I'm not sure that labelling someone a narcissist really helps; I think that generally that should be left for the professionals.
But it's clear that you have a self-centred, selfish and egotistical mother. The key there is how you deal with her.
- give her minimal information about yourself
- put up boundaries quietly but firmly. The calmer you stay, the more effective it is.
- Try to ensure that your vulnerabilities are firmly hidden away
- grieve the loss of hope for a loving, caring mother who puts her children first
- detach, detach, detach
It sounds actually like your brother might have suffered more than you. You can see what's gone on and while having a mother like this affects everyone, being the focal point of a person like this is profoundly distorting:
but instead lacks self esteem and will do anything to help anyone, always putting himself last
That's the sign of 1) someone who's learned that his own needs aren't important and 2) someone who might extend that undervaluing to his wife/child. It's not always unselfishness, but often conditioned emotional survival.
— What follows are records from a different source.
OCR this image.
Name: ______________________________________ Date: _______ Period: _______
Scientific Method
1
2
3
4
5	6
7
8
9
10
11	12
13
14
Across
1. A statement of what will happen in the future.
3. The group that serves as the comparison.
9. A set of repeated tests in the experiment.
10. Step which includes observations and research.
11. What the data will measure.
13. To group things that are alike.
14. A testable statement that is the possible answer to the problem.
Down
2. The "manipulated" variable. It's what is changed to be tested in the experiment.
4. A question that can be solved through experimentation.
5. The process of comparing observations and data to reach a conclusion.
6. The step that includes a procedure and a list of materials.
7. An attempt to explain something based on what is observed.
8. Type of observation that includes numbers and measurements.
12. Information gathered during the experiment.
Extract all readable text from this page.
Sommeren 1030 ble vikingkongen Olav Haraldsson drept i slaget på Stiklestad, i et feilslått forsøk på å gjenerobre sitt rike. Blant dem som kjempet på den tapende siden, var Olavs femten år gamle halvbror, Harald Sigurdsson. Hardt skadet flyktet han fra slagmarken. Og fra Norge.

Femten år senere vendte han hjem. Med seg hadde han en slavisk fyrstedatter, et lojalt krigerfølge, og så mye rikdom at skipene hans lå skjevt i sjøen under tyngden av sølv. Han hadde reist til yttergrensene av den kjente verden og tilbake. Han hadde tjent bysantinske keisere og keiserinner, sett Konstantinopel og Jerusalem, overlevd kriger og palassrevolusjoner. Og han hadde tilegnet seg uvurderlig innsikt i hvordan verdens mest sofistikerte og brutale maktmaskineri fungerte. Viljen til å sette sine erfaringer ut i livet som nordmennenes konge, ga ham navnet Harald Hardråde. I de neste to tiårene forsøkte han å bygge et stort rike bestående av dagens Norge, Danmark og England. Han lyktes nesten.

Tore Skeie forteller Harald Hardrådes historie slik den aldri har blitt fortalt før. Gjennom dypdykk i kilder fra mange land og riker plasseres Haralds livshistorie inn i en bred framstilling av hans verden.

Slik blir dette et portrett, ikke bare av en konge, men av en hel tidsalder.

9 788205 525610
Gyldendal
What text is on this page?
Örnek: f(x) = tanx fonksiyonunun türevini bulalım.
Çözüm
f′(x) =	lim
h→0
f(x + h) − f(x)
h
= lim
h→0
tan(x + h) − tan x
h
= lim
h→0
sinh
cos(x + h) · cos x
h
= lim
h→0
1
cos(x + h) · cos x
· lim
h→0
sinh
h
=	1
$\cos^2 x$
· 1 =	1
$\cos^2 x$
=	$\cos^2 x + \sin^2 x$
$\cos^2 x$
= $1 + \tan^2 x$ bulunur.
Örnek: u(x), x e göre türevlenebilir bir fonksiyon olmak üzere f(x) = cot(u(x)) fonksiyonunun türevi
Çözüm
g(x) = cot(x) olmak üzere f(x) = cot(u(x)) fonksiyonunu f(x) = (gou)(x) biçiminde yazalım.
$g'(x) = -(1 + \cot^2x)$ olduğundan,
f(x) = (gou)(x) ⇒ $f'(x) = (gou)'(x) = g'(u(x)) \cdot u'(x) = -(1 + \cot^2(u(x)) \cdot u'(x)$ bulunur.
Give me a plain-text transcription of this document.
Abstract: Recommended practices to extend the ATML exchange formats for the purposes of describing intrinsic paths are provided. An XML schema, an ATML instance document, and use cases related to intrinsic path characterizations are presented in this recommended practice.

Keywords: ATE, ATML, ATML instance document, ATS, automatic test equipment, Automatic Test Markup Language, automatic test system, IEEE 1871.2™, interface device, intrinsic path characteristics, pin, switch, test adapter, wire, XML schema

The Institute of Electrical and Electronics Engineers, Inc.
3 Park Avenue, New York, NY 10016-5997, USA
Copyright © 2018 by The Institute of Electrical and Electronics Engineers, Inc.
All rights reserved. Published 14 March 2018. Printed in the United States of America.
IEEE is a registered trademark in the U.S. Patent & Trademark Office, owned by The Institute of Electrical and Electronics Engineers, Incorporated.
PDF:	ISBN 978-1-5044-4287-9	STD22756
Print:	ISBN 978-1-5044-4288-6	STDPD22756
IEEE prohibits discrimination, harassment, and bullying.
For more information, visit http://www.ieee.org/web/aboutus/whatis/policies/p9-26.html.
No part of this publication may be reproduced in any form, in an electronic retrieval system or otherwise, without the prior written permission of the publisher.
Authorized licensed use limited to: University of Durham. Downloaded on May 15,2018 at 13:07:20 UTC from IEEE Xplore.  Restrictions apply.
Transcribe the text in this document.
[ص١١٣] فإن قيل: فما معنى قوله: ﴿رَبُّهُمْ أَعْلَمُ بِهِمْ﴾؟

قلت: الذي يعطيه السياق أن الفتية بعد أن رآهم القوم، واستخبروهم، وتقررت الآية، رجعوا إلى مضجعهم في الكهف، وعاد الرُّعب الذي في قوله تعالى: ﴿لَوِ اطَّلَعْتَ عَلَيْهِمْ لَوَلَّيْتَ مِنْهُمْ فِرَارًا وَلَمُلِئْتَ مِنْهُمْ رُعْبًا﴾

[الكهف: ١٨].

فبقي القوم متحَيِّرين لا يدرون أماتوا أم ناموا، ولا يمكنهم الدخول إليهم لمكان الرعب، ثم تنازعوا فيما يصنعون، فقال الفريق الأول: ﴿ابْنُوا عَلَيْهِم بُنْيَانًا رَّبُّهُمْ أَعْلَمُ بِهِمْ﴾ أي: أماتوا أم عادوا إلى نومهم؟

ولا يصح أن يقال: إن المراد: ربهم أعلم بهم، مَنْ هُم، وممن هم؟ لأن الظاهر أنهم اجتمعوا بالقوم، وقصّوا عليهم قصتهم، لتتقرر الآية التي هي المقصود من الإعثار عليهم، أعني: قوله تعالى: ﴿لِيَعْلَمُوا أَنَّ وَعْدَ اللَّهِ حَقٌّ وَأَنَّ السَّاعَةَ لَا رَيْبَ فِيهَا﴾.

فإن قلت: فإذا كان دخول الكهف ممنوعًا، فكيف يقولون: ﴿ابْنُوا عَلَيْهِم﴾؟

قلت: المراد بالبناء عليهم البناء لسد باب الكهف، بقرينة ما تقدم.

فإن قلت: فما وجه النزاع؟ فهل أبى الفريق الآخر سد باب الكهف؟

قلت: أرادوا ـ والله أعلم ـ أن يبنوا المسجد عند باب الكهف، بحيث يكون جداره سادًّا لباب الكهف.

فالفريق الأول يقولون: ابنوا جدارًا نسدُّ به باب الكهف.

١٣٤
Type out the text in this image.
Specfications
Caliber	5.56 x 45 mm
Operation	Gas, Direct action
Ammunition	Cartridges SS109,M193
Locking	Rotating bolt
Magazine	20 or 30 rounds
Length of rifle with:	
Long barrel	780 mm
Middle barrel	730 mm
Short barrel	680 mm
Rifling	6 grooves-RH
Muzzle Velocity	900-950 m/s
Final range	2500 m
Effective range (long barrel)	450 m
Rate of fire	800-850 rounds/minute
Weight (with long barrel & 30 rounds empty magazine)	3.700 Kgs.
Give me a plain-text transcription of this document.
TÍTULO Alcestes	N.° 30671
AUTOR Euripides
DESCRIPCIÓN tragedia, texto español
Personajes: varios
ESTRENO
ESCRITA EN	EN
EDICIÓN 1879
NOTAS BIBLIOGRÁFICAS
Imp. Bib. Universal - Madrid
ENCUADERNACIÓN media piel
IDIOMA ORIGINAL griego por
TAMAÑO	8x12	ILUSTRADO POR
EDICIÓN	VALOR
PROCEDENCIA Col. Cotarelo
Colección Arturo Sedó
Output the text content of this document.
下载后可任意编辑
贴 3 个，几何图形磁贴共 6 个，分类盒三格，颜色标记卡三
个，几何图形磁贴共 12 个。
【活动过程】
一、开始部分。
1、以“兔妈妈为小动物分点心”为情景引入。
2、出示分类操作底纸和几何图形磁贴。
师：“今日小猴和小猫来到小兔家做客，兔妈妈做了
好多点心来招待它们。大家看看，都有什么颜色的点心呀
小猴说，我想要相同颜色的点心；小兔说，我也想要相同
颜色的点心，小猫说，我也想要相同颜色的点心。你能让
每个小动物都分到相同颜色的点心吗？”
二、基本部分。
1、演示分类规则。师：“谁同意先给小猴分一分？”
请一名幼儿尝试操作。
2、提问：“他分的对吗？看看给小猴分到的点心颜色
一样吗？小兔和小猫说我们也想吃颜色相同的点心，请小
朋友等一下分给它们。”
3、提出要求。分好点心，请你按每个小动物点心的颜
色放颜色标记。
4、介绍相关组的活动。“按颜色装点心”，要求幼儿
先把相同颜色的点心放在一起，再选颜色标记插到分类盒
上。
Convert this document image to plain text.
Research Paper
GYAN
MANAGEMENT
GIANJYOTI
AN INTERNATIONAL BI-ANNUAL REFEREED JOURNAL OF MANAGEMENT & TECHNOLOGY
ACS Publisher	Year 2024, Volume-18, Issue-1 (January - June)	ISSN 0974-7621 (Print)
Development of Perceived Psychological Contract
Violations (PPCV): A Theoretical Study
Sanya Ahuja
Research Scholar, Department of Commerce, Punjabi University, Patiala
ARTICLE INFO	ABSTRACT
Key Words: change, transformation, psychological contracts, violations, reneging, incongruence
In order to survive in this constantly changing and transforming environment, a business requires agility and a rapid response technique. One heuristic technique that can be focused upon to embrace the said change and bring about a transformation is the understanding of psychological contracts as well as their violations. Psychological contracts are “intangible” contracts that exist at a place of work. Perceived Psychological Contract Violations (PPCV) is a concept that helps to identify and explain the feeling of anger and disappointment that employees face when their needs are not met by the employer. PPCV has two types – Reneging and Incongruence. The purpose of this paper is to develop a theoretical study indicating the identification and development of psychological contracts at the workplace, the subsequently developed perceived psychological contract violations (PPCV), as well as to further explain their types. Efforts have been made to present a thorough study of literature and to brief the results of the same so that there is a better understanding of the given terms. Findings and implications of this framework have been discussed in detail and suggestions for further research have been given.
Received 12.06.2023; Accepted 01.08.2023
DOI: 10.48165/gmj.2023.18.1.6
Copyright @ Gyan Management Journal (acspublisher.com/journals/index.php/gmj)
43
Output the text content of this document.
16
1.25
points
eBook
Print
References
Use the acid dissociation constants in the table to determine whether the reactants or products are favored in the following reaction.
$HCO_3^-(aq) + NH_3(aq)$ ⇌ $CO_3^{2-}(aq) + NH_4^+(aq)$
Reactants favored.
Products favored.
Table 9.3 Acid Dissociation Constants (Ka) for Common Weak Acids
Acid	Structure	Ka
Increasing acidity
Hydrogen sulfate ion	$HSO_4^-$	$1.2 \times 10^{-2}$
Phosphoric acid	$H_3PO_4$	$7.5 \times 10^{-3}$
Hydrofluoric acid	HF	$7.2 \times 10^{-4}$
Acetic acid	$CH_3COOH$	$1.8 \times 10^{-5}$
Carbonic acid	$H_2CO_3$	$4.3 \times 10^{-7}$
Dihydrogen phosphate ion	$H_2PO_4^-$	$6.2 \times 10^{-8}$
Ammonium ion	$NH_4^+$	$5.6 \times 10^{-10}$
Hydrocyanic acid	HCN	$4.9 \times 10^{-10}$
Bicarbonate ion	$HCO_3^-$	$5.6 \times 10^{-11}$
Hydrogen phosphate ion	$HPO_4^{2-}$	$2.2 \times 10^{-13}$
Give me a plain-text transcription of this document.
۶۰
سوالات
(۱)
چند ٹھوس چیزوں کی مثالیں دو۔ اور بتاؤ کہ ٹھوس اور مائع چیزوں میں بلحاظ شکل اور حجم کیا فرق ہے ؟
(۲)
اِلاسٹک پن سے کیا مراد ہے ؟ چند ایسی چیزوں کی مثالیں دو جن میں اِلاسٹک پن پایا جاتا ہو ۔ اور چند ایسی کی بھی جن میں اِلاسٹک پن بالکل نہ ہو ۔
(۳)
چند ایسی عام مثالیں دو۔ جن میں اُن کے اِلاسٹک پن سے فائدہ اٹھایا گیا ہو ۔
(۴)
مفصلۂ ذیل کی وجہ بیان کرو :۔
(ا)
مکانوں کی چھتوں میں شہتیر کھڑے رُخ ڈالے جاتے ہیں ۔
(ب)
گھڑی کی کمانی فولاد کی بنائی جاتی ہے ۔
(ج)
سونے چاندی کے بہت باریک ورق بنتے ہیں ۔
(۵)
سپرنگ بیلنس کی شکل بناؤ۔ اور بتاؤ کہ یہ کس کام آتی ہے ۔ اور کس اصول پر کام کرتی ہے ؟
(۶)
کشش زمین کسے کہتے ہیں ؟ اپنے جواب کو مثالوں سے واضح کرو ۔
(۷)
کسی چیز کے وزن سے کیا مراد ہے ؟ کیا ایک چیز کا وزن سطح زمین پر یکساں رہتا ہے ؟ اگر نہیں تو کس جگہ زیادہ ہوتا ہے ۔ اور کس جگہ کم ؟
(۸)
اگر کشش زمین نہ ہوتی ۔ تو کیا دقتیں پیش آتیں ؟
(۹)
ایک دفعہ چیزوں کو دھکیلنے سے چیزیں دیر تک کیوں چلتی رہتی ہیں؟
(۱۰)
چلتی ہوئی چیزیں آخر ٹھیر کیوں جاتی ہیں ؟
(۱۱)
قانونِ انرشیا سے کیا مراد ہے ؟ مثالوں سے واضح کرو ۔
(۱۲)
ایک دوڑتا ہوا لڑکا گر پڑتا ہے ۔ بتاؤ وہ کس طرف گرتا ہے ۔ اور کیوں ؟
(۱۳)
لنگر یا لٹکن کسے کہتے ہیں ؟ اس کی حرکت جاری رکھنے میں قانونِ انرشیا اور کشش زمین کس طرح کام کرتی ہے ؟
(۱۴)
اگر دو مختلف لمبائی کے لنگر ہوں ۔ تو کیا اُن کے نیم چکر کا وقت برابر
I think the best thing you can do here is to support your brother quietly in standing up to his mother. Does his wife encourage his genuine independence btw? Or has he fallen back into what he knows by marrying someone who actually wants to control him? (it might be either; people often either replay the patterns of childhood and find a dominant partner, who can be either a force for good or the opposite)
If you've managed to keep a very good relationship with your brother, that's brilliant and a real source of strength for you both.
Toxic Parents by Susan Forward is a really, really good book for the children of parents like this. Toxic Parents in Law might be a great xmas present for your SIL too, if she's a good sort.